Public Servant Pulse is conducted online through Qualtrics and is administered annually in late spring through early summer. The survey is distributed through professional networks, directly to public employees, through The People Lab's social media network, and through state and local government collaborators.

The survey takes approximately 10 minutes and includes roughly 50 items, including Likert-scale and open-text questions.

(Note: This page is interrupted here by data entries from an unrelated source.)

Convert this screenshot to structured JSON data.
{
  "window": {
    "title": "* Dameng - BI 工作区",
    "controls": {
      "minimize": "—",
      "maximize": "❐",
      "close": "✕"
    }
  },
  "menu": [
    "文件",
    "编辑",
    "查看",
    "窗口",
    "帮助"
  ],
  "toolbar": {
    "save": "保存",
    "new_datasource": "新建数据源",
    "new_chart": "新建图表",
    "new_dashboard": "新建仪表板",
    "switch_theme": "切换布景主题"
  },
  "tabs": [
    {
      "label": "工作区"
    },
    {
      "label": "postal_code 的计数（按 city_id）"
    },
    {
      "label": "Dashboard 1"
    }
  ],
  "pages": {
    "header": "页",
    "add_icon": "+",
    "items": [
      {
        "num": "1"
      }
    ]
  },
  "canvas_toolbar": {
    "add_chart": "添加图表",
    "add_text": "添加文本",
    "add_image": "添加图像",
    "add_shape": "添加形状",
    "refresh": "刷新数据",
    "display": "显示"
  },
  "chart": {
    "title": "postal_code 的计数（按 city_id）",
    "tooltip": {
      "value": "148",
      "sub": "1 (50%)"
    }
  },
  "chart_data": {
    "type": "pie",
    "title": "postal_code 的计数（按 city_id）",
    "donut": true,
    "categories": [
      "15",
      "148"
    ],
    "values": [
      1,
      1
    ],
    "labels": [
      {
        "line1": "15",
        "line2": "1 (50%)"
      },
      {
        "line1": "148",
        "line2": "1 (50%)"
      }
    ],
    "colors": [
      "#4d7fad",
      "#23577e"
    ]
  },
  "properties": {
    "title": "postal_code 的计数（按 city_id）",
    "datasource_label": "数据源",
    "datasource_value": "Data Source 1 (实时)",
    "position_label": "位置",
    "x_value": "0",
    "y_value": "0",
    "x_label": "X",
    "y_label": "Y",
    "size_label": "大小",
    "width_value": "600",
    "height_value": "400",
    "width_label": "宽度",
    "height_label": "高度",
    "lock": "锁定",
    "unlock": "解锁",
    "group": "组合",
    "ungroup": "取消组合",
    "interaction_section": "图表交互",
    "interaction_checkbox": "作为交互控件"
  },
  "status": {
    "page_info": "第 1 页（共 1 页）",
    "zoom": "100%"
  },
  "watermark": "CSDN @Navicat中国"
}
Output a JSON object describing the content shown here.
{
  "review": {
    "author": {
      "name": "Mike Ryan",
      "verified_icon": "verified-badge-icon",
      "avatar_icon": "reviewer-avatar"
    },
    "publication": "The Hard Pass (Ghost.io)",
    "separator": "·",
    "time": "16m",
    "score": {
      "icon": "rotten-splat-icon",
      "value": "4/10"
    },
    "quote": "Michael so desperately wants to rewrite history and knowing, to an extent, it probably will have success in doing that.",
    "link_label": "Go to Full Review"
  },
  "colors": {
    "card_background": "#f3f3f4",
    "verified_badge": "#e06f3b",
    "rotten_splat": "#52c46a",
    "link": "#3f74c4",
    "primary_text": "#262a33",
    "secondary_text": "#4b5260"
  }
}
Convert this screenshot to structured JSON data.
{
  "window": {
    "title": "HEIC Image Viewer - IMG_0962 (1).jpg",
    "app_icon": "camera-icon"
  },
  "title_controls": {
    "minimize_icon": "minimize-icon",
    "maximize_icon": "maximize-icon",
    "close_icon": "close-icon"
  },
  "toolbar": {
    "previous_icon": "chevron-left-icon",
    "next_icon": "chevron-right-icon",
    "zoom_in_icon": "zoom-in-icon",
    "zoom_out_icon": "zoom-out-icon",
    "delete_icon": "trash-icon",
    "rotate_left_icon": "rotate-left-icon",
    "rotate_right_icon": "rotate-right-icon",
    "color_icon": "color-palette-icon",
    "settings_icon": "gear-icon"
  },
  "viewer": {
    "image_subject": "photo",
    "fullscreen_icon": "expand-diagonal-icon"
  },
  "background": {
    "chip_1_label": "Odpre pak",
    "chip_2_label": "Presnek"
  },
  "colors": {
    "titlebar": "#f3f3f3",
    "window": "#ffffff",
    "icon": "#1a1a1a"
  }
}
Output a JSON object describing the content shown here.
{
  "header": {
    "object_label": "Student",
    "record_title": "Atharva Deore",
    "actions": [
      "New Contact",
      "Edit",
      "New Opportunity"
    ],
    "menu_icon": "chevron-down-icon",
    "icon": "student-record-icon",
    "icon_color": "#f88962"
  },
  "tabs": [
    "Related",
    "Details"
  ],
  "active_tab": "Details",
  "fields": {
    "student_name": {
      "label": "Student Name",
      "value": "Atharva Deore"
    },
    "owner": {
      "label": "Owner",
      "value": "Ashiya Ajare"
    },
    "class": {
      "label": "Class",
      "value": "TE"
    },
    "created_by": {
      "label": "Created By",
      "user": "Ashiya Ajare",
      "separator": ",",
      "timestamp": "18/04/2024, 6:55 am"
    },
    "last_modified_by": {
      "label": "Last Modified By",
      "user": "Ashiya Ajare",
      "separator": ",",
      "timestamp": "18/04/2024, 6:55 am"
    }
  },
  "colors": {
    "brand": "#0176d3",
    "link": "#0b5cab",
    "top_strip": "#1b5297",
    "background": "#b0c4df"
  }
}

Results are released each year in early fall.

Data Source & Sampling

All U.S. local government (i.e., state, county, or city) employees are eligible to participate in Public Servant Pulse. Public Servant Pulse relies on a convenience sampling approach, recruiting respondents through a combination of direct email contacts, social media outreach, professional networks, and partner agencies and organizations. To verify that respondents are eligible, we ask a series of short screening questions at the beginning of the survey to confirm they work for a state, county, or city government. Following best practices, we also review data to identify duplicate or illegitimate responses.

Weighting

Survey weights are constructed using the American Community Survey Public Use Microdata Sample (PUMS) and raking (iterative proportional fitting) to align our sample with the national population of state and local public employees across age, gender, race, and educational attainment.

Data Use and Privacy Protections

Protecting respondents' privacy is a top priority. As researchers at Harvard University, we follow rigorous data security and research ethics standards. This study operates in alignment with Harvard's Research Data Security Policy and Institutional Review Board protocols (IRB25-1530).

Personally identifiable information collected in the survey will only be accessible to the immediate research team responsible for survey administration, and will only be used for creating a longitudinal data set and data quality validation purposes. All survey responses will be securely stored and encrypted.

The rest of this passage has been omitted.